中国戦の後、森保一監督はさっそく警戒感を口にしていた。
「サウジアラビア戦は中国戦と全く違う試合になる。インテンシティ、テンションが別次元の高いレベルで戦うことになる」
そのサウジアラビアを日本選手はどう見ているか。
浅野拓磨はアウェイ戦と「今回はまったく違った試合になる」と言う。その理由はアウェイ戦で感じた「環境の厳しさ」で、「暑さ。気温と湿度は自分たちが普段やっている環境とは真逆」「準備期間よりもさらに試合ではきつく感じた。それがあの試合の難しさだった」と振り返る。
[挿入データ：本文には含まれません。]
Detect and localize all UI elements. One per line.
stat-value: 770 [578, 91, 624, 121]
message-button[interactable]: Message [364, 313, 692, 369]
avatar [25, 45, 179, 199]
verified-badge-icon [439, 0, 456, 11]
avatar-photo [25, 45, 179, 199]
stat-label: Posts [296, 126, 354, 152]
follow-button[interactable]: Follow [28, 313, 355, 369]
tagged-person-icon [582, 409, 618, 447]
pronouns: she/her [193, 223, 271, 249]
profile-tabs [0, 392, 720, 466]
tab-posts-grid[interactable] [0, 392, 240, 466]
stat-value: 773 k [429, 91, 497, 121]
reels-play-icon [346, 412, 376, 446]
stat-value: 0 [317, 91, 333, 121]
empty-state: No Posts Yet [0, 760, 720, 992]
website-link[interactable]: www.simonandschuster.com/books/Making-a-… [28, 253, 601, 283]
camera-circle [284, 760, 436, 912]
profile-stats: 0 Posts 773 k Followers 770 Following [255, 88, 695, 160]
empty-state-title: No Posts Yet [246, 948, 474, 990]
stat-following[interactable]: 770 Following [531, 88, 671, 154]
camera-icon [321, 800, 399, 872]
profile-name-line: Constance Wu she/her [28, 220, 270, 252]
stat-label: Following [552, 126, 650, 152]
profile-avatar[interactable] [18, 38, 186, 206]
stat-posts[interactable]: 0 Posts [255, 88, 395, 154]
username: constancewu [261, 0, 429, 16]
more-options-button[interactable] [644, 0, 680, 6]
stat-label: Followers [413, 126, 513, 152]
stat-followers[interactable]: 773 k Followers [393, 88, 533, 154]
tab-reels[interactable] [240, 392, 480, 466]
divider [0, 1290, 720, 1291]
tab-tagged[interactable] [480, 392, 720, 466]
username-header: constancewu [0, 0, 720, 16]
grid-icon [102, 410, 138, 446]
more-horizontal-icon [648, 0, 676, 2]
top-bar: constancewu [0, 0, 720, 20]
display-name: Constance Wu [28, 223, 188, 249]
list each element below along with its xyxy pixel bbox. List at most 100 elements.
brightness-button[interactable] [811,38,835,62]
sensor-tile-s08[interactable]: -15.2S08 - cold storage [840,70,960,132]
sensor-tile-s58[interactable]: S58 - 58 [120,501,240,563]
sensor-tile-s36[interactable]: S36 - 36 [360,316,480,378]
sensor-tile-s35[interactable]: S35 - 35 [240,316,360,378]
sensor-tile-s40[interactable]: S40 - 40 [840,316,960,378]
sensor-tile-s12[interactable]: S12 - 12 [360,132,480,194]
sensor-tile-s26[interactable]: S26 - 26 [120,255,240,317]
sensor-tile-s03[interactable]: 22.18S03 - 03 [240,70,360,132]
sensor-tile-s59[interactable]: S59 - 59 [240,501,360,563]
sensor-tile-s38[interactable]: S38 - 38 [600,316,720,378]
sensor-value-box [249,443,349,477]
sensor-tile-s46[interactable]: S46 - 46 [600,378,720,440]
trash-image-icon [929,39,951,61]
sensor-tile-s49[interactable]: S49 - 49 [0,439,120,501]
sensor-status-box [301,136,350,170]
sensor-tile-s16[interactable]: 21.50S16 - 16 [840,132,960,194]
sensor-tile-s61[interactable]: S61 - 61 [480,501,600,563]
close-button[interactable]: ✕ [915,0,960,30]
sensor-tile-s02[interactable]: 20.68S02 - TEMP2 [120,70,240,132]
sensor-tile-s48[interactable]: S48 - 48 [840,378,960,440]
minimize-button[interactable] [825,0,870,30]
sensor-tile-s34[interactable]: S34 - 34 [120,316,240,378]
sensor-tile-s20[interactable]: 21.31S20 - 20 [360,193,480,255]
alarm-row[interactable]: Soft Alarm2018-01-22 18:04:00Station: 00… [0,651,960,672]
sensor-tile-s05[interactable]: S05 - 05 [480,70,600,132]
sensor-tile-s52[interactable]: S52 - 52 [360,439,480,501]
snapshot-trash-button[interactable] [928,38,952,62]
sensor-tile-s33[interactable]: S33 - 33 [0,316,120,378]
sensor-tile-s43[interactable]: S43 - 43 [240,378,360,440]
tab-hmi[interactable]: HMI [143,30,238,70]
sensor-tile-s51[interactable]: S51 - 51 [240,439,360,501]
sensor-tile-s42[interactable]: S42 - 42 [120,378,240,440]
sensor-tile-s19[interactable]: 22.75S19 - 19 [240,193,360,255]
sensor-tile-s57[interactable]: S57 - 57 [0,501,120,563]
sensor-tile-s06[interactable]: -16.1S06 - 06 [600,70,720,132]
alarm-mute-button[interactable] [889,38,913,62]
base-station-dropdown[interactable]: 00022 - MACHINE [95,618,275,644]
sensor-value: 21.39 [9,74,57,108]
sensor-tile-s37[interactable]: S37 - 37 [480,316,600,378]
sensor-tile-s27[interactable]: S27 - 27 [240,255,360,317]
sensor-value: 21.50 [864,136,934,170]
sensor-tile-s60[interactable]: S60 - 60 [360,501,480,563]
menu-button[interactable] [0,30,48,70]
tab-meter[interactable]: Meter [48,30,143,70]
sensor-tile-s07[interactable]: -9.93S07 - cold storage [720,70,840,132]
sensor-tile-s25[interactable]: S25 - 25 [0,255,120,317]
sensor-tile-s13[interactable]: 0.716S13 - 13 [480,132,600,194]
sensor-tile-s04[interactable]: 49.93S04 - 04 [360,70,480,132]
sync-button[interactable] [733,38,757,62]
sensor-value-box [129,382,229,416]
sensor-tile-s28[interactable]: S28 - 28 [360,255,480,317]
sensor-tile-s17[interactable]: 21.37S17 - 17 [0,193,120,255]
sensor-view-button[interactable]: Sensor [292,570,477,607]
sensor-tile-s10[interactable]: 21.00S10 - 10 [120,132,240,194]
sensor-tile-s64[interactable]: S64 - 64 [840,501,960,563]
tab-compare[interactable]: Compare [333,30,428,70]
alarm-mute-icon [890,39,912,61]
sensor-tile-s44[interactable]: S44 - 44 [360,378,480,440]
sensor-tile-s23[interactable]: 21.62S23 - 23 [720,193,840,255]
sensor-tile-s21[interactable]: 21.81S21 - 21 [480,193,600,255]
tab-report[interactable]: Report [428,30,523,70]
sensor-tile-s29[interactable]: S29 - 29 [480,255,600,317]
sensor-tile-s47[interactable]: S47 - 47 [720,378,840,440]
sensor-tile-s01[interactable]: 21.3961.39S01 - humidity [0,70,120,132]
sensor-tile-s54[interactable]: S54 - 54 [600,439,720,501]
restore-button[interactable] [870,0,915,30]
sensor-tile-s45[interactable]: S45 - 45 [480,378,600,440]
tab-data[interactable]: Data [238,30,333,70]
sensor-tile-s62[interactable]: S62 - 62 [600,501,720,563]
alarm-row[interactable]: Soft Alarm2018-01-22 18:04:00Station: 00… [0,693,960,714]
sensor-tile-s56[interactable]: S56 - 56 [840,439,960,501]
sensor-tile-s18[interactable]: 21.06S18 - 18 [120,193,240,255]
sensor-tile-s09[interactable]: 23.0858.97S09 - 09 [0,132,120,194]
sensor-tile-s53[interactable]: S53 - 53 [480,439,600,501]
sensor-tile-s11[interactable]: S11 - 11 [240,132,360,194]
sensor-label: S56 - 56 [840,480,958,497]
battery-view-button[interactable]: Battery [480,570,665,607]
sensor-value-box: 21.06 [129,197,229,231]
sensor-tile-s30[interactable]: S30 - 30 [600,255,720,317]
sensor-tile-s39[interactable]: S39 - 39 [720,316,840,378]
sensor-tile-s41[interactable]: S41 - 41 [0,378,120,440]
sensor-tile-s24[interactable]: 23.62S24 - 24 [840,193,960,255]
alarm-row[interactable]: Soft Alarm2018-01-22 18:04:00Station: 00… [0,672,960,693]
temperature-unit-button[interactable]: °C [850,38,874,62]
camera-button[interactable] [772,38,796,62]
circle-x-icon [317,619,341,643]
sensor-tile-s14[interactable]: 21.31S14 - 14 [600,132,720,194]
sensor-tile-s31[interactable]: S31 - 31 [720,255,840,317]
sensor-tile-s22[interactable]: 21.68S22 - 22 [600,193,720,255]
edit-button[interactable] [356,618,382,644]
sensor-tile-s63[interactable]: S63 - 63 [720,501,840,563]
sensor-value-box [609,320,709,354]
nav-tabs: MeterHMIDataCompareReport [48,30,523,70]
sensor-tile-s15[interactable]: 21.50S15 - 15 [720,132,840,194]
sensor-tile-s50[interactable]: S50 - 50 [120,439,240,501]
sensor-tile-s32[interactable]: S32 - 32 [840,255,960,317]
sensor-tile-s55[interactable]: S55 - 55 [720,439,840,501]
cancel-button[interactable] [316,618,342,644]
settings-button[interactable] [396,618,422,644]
そして「相手のサイドハーフがガンガン前に出てくる。その空いたスペースをサイドや前線の選手が突けばチャンスになる」と攻略策を考えていると明かした。
南野拓実は攻略のカギをプレスだと考えている。
「サウジアラビアはビルドアップからしっかりしているので、プレッシングの行き方が重要になる。ショートカウンターをかけられるようになれば、自分たちが前回よりいいプレーが出来る」
日本にとっていいデータは、サウジアラビアの得点力はアウェイ戦で高くないということだ。最終予選ではここまで3試合を戦い、オマーンとベトナムでは1-0と最少得点、オーストラリアとは無得点で引き分けた。また、今回は日本の温度の低さがサウジアラビアを苦しめるはずだ。
今回の予選の中で初めて2試合連続ホームを戦う日本にとって、好材料は揃っている。あとは勝利という結果を出すだけになってきた。